I’m afraid that the entire analysis of this article (along with the underlying analysis from Fischer) is fundamentally flawed, because it interprets Fischer’s *predictive* statistical relationships as *causal* when it is far from clear that such an interpretation is warranted. All that Fischer has shown is that his 3 independent variables (housing units, total wages, and total employment) *predict* the dependent variable of rent. {To use econometric parlance, Fischer has estimated the best linear predictor of the dependent variable from the independent variables). Correlation is not causation; Fischer has not shown any evidence that his independent variables actually *cause* the dependent variable. Indeed, *reverse-causality* seems to be a highly plausible counter-explanation for at least some of the predictive relationship he found. For example, perhaps higher rent is actually causing higher total wages and total employment by spurring formerly unemployed people (e.g. housewives, teenagers) to enter the workforce and employed people to work longer hours and earn more so that they can afford the higher rent.

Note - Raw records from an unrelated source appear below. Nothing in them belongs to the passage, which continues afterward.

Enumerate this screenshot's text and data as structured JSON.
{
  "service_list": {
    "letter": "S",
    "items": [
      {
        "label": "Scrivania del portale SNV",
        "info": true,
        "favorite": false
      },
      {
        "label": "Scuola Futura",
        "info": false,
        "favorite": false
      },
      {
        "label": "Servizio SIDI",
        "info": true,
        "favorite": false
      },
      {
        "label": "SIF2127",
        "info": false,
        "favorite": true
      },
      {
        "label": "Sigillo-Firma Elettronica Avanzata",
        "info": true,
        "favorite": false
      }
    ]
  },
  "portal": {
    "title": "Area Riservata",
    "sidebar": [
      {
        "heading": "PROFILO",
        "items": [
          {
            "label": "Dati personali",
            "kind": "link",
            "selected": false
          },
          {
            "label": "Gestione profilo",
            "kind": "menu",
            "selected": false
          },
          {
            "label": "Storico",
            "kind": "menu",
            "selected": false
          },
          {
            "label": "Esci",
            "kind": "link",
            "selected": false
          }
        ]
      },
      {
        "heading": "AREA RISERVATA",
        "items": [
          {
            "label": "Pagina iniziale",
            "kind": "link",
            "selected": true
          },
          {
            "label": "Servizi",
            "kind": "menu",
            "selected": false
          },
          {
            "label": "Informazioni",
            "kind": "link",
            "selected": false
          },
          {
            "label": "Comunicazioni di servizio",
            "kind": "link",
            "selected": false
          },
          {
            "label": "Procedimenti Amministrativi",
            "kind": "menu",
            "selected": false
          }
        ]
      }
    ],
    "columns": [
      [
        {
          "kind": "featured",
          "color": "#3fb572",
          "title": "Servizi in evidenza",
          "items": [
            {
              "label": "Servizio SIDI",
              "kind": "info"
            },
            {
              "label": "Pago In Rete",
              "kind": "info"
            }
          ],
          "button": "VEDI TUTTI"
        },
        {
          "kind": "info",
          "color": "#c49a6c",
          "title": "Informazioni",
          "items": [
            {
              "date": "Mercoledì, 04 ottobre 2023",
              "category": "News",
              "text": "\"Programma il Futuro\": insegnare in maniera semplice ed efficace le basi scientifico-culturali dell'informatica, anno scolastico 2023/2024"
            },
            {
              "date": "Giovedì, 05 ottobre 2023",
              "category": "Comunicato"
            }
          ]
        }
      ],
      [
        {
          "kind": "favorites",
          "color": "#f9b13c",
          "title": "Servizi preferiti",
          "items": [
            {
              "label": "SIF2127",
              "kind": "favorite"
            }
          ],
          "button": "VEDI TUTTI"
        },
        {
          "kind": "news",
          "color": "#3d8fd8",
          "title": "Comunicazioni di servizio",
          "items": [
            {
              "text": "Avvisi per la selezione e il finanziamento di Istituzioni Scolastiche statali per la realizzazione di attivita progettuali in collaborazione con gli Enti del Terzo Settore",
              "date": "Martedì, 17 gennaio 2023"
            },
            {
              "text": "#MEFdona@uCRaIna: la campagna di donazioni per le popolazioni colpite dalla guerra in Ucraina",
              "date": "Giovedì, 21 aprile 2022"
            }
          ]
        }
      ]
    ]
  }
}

Alternatively, perhaps a heretofore unnamed variable is actually driving one or more of the independent variables as well as the dependent variable. As a case in point, I am sure that one could find a correlation between the total amount of ice cream consumed on a given day and the total incidents of sunburn on that same day, but that obviously doesn’t mean that ice cream actually *causes* sunburn, such that reducing ice cream consumption would actually reduce sunburn. Rather, the daily weather — namely whether a day is hot and sunny — is causing both ice cream consumption and sunburn incidence. Similarly, changing cultural trends (e.g. the rise of the double-income households) might be causing both increased employment and wages along with higher rent,

To ascertain the causal effect of any of the independent variables upon the dependent variable requires that you analyze the effect of *exogenous* variation of the independent variable in question upon the dependent variable. For example, regarding the housing units independent variable, perhaps one might analyze instances where a court surprisingly declared some apartment buildings to be condemned thereby removing the corresponding housing units from the market, but then an appellate court subsequently overruled the initial court hence restoring those units back onto the market. One might then plausibly analyze that induced exogenous variation in housing units to estimate its effect upon rent. Similar exogenous shocks to the system might be found that induce variation in the other independent variables. For example, perhaps a surprise court ruling declares that certain SF city workers — many of whom live in SF — are owed an immediate bonus payout. Again, one might then leverage that to plausibly estimate the causal effect of total wages upon rent.

But without conducting that type of rigorous analysis, all we have is a purely *predictive* regression with no clear causal interpretation.